I don’t use Twitter. But, I read this piece and thought it might be a useful corrective. The Overton Window for political discourse in the United States runs from the moderate conservatism of your run-of-the-mill educated liberal elite to the extremist ideologies of the radical right. If this is your starting point, then it’s not terribly difficult to be “too far left” of the bounds of this framework.

But, scanning through the #toofarleft hashtag, I almost immediately had misgivings. We need to redefine the boundaries of our political conversation, if for no other reason to diversify the universe of views, foster creative solutions to problems and make the conversation more interesting. It is clear to me that this is not what is happening on Twitter.

We need more people speaking with perspectives from the Left because that is what is missing. But, identity isn’t a perspective. Identity informs a perspective.

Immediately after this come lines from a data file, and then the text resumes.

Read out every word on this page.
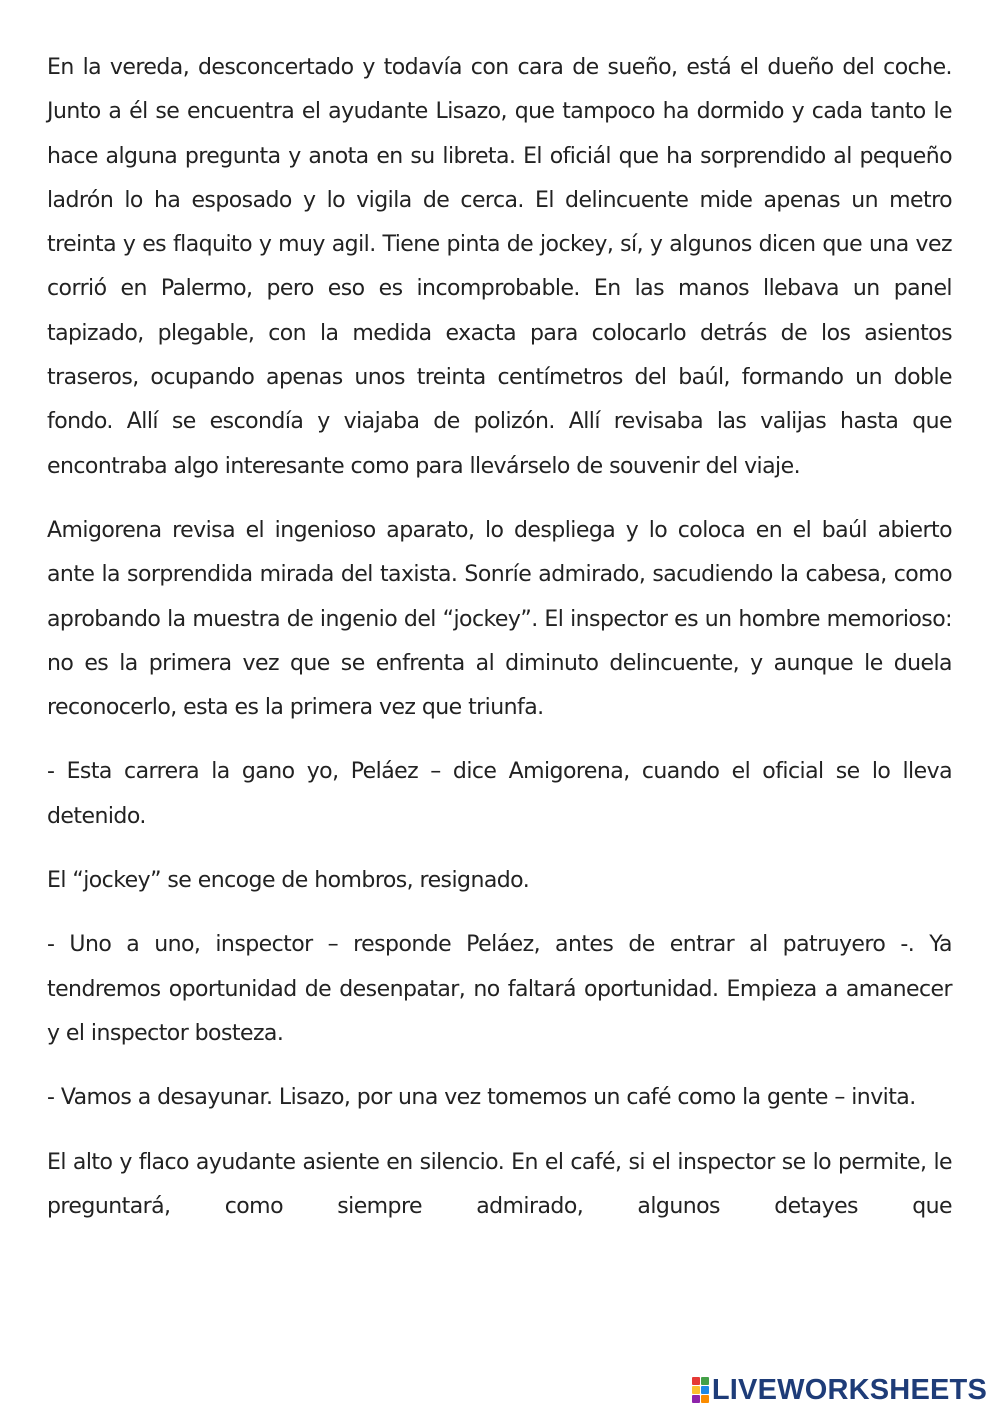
En la vereda, desconcertado y todavía con cara de sueño, está el dueño del coche. Junto a él se encuentra el ayudante Lisazo, que tampoco ha dormido y cada tanto le hace alguna pregunta y anota en su libreta. El oficiál que ha sorprendido al pequeño ladrón lo ha esposado y lo vigila de cerca. El delincuente mide apenas un metro treinta y es flaquito y muy agil. Tiene pinta de jockey, sí, y algunos dicen que una vez corrió en Palermo, pero eso es incomprobable. En las manos llebava un panel tapizado, plegable, con la medida exacta para colocarlo detrás de los asientos traseros, ocupando apenas unos treinta centímetros del baúl, formando un doble fondo. Allí se escondía y viajaba de polizón. Allí revisaba las valijas hasta que encontraba algo interesante como para llevárselo de souvenir del viaje.

Amigorena revisa el ingenioso aparato, lo despliega y lo coloca en el baúl abierto ante la sorprendida mirada del taxista. Sonríe admirado, sacudiendo la cabesa, como aprobando la muestra de ingenio del “jockey”. El inspector es un hombre memorioso: no es la primera vez que se enfrenta al diminuto delincuente, y aunque le duela reconocerlo, esta es la primera vez que triunfa.

- Esta carrera la gano yo, Peláez – dice Amigorena, cuando el oficial se lo lleva detenido.

El “jockey” se encoge de hombros, resignado.

- Uno a uno, inspector – responde Peláez, antes de entrar al patruyero -. Ya tendremos oportunidad de desenpatar, no faltará oportunidad. Empieza a amanecer y el inspector bosteza.

- Vamos a desayunar. Lisazo, por una vez tomemos un café como la gente – invita.

El alto y flaco ayudante asiente en silencio. En el café, si el inspector se lo permite, le preguntará, como siempre admirado, algunos detayes que

LIVEWORKSHEETS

We cannot share our lived experience. It is impossible to convey what it’s like to be a combat veteran, mother, addict or any of the other infinite aspects of our selves that inform our understanding of the world. Yet, the arguments frequently offered these days take the form of: “As an X…” You’ve immediately reduced your experience to that one thing and you’ve alienated your audience by referencing an experience they don’t share.

Or, if they do share it, chances are they already share your perspective. You’re preaching to the choir and alienated everyone else. And this is true everywhere. It doesn’t matter if you a devote Catholic against abortion talking about souls, a scientist advocating for artificial intelligence, or protesting in the Extinction Rebellion, you have to start not with yourself but with the perspective of The Other; we all do.

This is one of the central problems with social media. It erases the audience, or rather, you become your own audience, with the rest of the world listening in on your interior dialogue. Why would we want to do that to ourselves or to the world?